Au moment de quitter notre héros, nous revenions sur nos pas pour lui poser une question banale mais pleine de sens : quelle est cette personne qu’il n’est pas prêt à oublier compte tenu du rôle que celle-ci a joué dans sa réussite ? Son état d’âme et son ajustement dans la chaise justifient une réponse à tailler sur mesure. Ainsi il déclare : “La personne que je ne suis pas prêt d’oublier est ma mère, décédée il y a trois ans. Sa disparition m’a pris une partie de moi, et il n’y a pas un jour où je ne pense pas à elle. En me racontant au quotidien ses expériences de vie, elle m’a ouvert des perspectives et m’a transmis des enseignements précieux qui ont forgé ma personnalité. Ses encouragements et son soutien inconditionnel ont renforcé ma confiance en moi à chaque étape difficile, chaque défi ou projet que je souhaitais entreprendre. Elle m’a transmis des valeurs et une éthique qui continuent de me guider dans ma vie quotidienne. Enfin, elle m’a appris l’importance des liens familiaux, cultivant en moi un profond sentiment de communauté et d’appartenance”.
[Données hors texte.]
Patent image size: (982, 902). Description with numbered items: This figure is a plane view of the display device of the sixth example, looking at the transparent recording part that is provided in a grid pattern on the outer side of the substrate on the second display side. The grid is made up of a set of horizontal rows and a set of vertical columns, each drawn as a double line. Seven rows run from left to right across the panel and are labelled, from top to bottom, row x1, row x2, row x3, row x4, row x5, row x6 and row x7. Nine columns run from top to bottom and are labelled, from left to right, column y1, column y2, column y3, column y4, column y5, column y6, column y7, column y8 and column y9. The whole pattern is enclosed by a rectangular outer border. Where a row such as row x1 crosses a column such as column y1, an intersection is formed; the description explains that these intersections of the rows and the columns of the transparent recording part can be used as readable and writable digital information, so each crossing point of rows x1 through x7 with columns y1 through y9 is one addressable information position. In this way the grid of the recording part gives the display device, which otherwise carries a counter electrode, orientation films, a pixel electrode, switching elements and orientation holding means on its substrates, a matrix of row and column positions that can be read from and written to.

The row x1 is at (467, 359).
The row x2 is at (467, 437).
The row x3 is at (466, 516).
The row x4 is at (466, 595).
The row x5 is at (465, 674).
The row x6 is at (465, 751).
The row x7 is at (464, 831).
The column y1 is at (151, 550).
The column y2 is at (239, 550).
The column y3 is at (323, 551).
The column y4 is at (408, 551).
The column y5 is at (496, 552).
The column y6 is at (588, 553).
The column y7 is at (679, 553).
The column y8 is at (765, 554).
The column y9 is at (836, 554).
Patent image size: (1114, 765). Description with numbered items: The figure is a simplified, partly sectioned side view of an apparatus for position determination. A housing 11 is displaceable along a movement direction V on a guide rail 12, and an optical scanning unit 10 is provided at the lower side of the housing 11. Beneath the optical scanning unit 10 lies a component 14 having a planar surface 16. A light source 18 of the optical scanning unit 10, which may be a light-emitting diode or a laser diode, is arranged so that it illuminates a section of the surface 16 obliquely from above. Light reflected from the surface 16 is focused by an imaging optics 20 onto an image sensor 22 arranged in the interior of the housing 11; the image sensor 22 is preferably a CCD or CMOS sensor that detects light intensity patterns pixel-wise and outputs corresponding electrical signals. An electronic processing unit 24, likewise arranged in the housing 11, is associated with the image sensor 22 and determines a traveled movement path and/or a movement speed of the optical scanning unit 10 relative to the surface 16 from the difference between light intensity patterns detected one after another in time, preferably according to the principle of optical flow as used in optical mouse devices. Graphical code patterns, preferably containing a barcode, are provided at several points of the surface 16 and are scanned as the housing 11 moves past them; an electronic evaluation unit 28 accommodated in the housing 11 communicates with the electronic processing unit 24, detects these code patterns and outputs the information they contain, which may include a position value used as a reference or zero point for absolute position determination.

Faudrait-il rappeler que depuis 2011 Amadou Moustapha Diop a choisi d’immigrer avec sa famille au Canada, où il a créé avec un associé la “Société Saint Boniface Sound and Lights” spécialisée dans les nouvelles technologies et qui s’emploie à développer les relations d’affaires entre le Mali et le Canada. Véritable passionné de football, il passe désormais son temps entre le Mali et le Canada.
Chevalier de l’Ordre national, il est ancien président du Groupement professionnel des agences de communication, puis président d’honneur, ancien vice-président du Conseil national du patronat, membre du comité statutaire du nouveau bureau du Conseil national du patronat. Une riche carrière !!!